Reason 4 is probably an improvement, but could probably be done with CH functions.
The problem with custom DSLs like this is that tradeoff a massive ecosystem for very little benefit.
[-]
- efromvt 1 hour ago
  As long as you don't deviate too much from ANSI, I think the 'light sql DSL' approach has a lot of pros when you control the UX. (so UIs, in particular, are fantastic for this approach - what they seem to be targeting with queryies and dashboards). It's more of a product experience; tables are a terrible product surface to manage.
  Agreed with the ecosystem cons getting much heavier as you move outside the product surface area.
jelder 1 hour ago
We did this with MotherDuck, and without introducing a new language. Every tenant has their own isolated storage and compute, so it’s trivial to grant internal users access to specific tenants as needed. DuckDB’s SQL dialect is mostly just Postgres’ with some nice ergonomic additions and a host of extra functionality.
[-]
- raw_anon_1111 1 hour ago
  This is explicitly not the problem they are trying to solve. In a single tenant database you don’t have to by definition worry about multi tenant databases
  [-]
  - DangitBobby 58 minutes ago
    I guess the question then becomes, what problem does a multi-tenancy setup solve that an isolated database setup doesn't? Are they really not solving the same problem for a user perspective, or is it only from their own engineering perspective? And how do those decisions ultimately impact the product they can surface to users?
    [-]
    - raw_anon_1111 36 minutes ago
      Off the top of my head, managing 100 different database instances takes a lot more work from the business standpoint than managing 1 database with 100 users.

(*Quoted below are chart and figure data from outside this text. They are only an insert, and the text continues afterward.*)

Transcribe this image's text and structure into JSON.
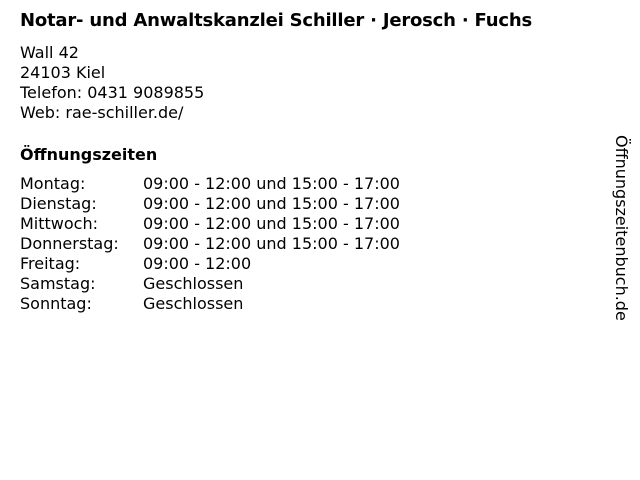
{
  "title": "Notar- und Anwaltskanzlei Schiller · Jerosch · Fuchs",
  "address": {
    "street": "Wall 42",
    "city": "24103 Kiel",
    "phone": "Telefon: 0431 9089855",
    "web": "Web: rae-schiller.de/"
  },
  "hours_heading": "Öffnungszeiten",
  "hours": [
    {
      "day": "Montag:",
      "time": "09:00 - 12:00 und 15:00 - 17:00"
    },
    {
      "day": "Dienstag:",
      "time": "09:00 - 12:00 und 15:00 - 17:00"
    },
    {
      "day": "Mittwoch:",
      "time": "09:00 - 12:00 und 15:00 - 17:00"
    },
    {
      "day": "Donnerstag:",
      "time": "09:00 - 12:00 und 15:00 - 17:00"
    },
    {
      "day": "Freitag:",
      "time": "09:00 - 12:00"
    },
    {
      "day": "Samstag:",
      "time": "Geschlossen"
    },
    {
      "day": "Sonntag:",
      "time": "Geschlossen"
    }
  ],
  "watermark": "Öffnungszeitenbuch.de"
}
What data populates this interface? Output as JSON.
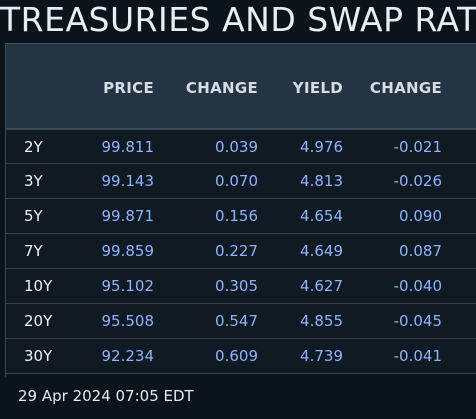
{
  "title": "TREASURIES AND SWAP RAT",
  "columns": [
    "PRICE",
    "CHANGE",
    "YIELD",
    "CHANGE"
  ],
  "rows": [
    {
      "tenor": "2Y",
      "price": "99.811",
      "price_change": "0.039",
      "yield": "4.976",
      "yield_change": "-0.021"
    },
    {
      "tenor": "3Y",
      "price": "99.143",
      "price_change": "0.070",
      "yield": "4.813",
      "yield_change": "-0.026"
    },
    {
      "tenor": "5Y",
      "price": "99.871",
      "price_change": "0.156",
      "yield": "4.654",
      "yield_change": "0.090"
    },
    {
      "tenor": "7Y",
      "price": "99.859",
      "price_change": "0.227",
      "yield": "4.649",
      "yield_change": "0.087"
    },
    {
      "tenor": "10Y",
      "price": "95.102",
      "price_change": "0.305",
      "yield": "4.627",
      "yield_change": "-0.040"
    },
    {
      "tenor": "20Y",
      "price": "95.508",
      "price_change": "0.547",
      "yield": "4.855",
      "yield_change": "-0.045"
    },
    {
      "tenor": "30Y",
      "price": "92.234",
      "price_change": "0.609",
      "yield": "4.739",
      "yield_change": "-0.041"
    }
  ],
  "timestamp": "29 Apr 2024 07:05 EDT",
  "colors": {
    "background": "#0c141b",
    "header": "#243442",
    "value": "#8fb3ff"
  }
}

      The article also mentioned that they isolate by project_id. That implies one customer (assume a business) can isolate permissions more granulary.
    - steveBK123 16 minutes ago
      With multi-tenant vs multi-database decision one driver would be the level of legal/compliance/risk/cost/resource drivers around how segregated users really are.
      Multi-database is more expensive generally but is a more brain dead guaranteed way to ensure the users are properly segregated, resilient across cloud/database/etc software releases that may regress something in a multi-tenant setup.
      Multi-tenant you always run the risk of a software update, misconfiguration or operational error exposing existence of other users / their metadata / their data / their usage / etc. You also have a lot more of a challenge engineering for resource contention.
elnatro 56 minutes ago
New to ClickHouse here. Would you thing this kind of database has a niche when compared to usual RDBMS like MySQL and PostgreSQL?
baalimago 48 minutes ago
The evolution of this is to use agents, and have users "chat with the data"
[-]
- mattaitken 40 minutes ago
  Yes, you can actually do this already because we expose a REST API and TypeScript SDK functions to execute the queries.